Tuesday, 26 November 2019

She - A Fragment


She could admit it now, as an adult, but she had been afraid of her mother at times when she was tiny. Those fierce framed spectacles that seemed to emphasise the latent discontent behind the eyes. Her mum was quick to anger and was unable to deflect the vent of it from those around her. Thus some third party could be the source of the fury but those close would be the ones to suffer. Mostly it was verbal invective and a tone of voice, there was little physical manifestation. But it hurt and it ran deep. There is so much a child cannot understand. Especially of the adults around them. The concept of Mother and Father as some distant species separate from any other creates a false understanding. It is only when the child becomes the adult, and maybe parent themselves, that the full import of the parent/child relationship becomes apparent.



Sometimes it was the fragment of a tune from long ago, a certain fragrance, a familiar flower that triggered what Hattie always called her ‘mummemory’. And invariably she cried. She didn’t want to. After ten years she felt there was something a little lacking in her that the tears arrived so readily. And she just knew her Mum would be furious with her.  But there it was. Grief. Like so many life hurdles it didn’t come with a book of instructions. She pondered it often. The nature of this powerful emotion that competed with love for dominance. The seeds of grief; guilt, anger, despair, regret, futility, failure and a longing that knew no end hid around every corner of her life and sprang into germinating action with sly cunning. It wasn’t that she was permanently sad or unhappy, no. It was the unexpectedness of the triggers that reinforced to her that she remained in grief grip.

From the little girl who was frightened of her mother it was sometimes hard to fathom the infinite depth of love she came to possess as an adult. It was a snowball love in one sense. As Hattie came to know her mother as a person and listen to her, not from the maternal mantle but rather that of a friend, the love grew until, at the end it was an explosion, a piñata, throwing out the rewards of loving someone unconditionally. 

What astounded her and was heartbreaking was the realisation that her mother’s sense of self, her awareness of her shortcomings had confounded her for most of her life. In one explosive outburst her mother averred that she had been ,’A bad daughter, a bad sister, a bad wife and a bad mother.” To be a prisoner of your own personality was a confinement without parole. Hattie tried to reassure but she knew her words hung empty. Her sister sometimes called these confessions and the analysis they provoked psychobabble but for Hattie they were all clues to the tormented psyche of an unfulfilled person consumed with regret for their own self and those around them. Hattie’s Mum didn’t understand why Hattie, and for that matter, her siblings, could bear to be near her. She didn’t understand how they could continue to love her.

Maybe if Hattie could have been more objective she might have asked herself the same question but she didn’t. She accepted the possibility that this love, this acceptance of  someone, warts and all, derived from an intrinsic bond that began potentially from the moment of conception? Tied up with it all too, was the recognition that she had so much in common with her mum and that facilitated her understanding. However Hattie was not in possession of the anger and she wondered if it was a direct response to her mother’s anger that any germ of such a trait was subdued because of the fear it had engendered within her a child. Was that even possible? 
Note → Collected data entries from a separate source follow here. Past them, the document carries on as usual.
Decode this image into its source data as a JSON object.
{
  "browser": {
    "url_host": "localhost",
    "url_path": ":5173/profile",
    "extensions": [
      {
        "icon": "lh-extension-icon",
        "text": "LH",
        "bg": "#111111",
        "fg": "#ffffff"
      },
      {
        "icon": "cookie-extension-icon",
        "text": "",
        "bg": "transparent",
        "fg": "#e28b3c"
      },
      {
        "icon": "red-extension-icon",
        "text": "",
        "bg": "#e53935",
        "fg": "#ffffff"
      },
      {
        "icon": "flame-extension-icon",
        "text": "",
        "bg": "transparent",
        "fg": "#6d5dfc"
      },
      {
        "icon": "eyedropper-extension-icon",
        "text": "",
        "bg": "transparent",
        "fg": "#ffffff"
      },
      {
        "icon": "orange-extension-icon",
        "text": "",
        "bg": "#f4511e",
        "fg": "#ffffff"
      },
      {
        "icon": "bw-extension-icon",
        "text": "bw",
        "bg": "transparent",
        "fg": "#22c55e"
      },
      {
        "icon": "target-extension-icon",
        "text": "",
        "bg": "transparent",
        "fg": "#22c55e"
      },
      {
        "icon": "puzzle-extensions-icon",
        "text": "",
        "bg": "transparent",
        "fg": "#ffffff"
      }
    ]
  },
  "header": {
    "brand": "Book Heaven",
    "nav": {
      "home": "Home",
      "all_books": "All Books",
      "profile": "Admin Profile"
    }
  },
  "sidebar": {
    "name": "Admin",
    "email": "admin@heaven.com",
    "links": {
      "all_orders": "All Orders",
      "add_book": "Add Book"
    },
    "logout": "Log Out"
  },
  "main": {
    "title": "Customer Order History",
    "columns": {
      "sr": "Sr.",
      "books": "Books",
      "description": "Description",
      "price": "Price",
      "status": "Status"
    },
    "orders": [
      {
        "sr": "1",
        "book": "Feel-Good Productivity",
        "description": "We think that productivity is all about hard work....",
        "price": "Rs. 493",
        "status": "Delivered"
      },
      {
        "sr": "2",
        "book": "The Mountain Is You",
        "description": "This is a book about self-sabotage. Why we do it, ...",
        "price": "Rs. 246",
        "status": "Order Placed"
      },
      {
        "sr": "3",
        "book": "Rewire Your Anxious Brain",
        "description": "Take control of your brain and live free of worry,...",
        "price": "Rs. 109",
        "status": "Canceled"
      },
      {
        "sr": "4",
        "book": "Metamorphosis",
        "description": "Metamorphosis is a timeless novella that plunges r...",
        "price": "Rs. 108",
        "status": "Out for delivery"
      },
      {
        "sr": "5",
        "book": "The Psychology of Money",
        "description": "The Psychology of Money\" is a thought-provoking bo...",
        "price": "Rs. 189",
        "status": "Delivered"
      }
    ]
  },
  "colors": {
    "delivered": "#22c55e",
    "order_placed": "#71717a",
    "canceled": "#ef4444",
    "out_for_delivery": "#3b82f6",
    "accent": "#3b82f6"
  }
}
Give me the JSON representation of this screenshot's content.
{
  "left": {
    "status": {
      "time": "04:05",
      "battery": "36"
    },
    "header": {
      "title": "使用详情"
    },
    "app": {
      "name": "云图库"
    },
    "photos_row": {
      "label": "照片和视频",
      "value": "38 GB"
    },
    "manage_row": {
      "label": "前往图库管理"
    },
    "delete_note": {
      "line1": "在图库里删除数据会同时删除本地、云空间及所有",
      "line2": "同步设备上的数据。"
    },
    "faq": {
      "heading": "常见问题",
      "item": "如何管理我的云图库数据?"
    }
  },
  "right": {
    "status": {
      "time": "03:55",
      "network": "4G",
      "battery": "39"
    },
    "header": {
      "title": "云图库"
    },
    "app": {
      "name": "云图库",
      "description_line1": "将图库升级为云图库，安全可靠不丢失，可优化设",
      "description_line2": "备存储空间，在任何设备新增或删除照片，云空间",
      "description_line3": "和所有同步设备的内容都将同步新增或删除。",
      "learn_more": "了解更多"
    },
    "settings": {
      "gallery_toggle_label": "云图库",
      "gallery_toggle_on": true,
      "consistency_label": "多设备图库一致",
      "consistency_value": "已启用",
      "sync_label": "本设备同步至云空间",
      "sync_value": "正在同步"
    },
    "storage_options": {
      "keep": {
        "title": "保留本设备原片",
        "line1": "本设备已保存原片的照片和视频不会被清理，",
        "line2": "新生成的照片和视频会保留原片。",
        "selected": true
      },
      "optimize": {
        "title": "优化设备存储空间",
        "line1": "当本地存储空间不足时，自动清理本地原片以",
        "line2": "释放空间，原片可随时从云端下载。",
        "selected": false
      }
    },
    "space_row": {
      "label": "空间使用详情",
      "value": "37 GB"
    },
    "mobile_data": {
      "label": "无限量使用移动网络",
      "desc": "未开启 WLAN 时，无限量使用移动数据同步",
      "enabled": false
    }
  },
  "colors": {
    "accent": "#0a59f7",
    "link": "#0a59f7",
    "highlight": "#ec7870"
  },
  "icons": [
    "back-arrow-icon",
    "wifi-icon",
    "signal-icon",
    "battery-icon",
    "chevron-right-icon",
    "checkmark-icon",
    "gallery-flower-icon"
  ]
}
Her mother’s self awareness touched Hattie deep inside. Things her mother said stayed with her and continued to affect her. After the death of her father, Hattie’s Mum had said, I wish I’d been kinder to him. I wish I hadn’t been so unkind,’ . That had Hattie in bits on so many levels. Then followed further revelations of how in marrying she realised soon after that she had made a dreadful mistake. She alluded to her poor temper assigning its cause to the fact that she was so unhappy. And Hattie overflowed with sadness that her mother had been so unhappy for so many years and she didn’t know it. But even knowing there was nothing she could have done. She loved her father too and the desperate sorrow she felt for him and the semi life he must have lived was another vein of sadness inside her. The twin beds and then separate rooms had begun to make sense when she was younger but the full import struck her forcibly as an adult. 

And all the time she spent as a child; baby, toddler, a minor, a teenager, a student, she was ignorant, or blind to the turmoils and dramas that were her parents and their lives. Over forty years they remained married. Lived together, did things together. But was there love? Was there even friendship? She never got to speak to her Dad fully about such matters so she was only in receipt of her mothers side. But when she was clearing the house after her mother’s death she came upon a packet of letters tied together with a red ribbon. They were an exchange between her parents when her Dad had been sent to work overseas for several months. It was after three or four years of marriage. They were
on thin, blue air mail paper and the writing was hard to decipher where the years had worked on them. The ink had bled into the paper like tattoos on the skin. But on face value they were love letters, candid, uncensored, full of extravagant emotion, mostly on her father’s part.  Hattie’s sister questioned whether they should be reading such an intimate, private correspondence. But the question they posed for Hattie would remain unanswered. Did they love each other?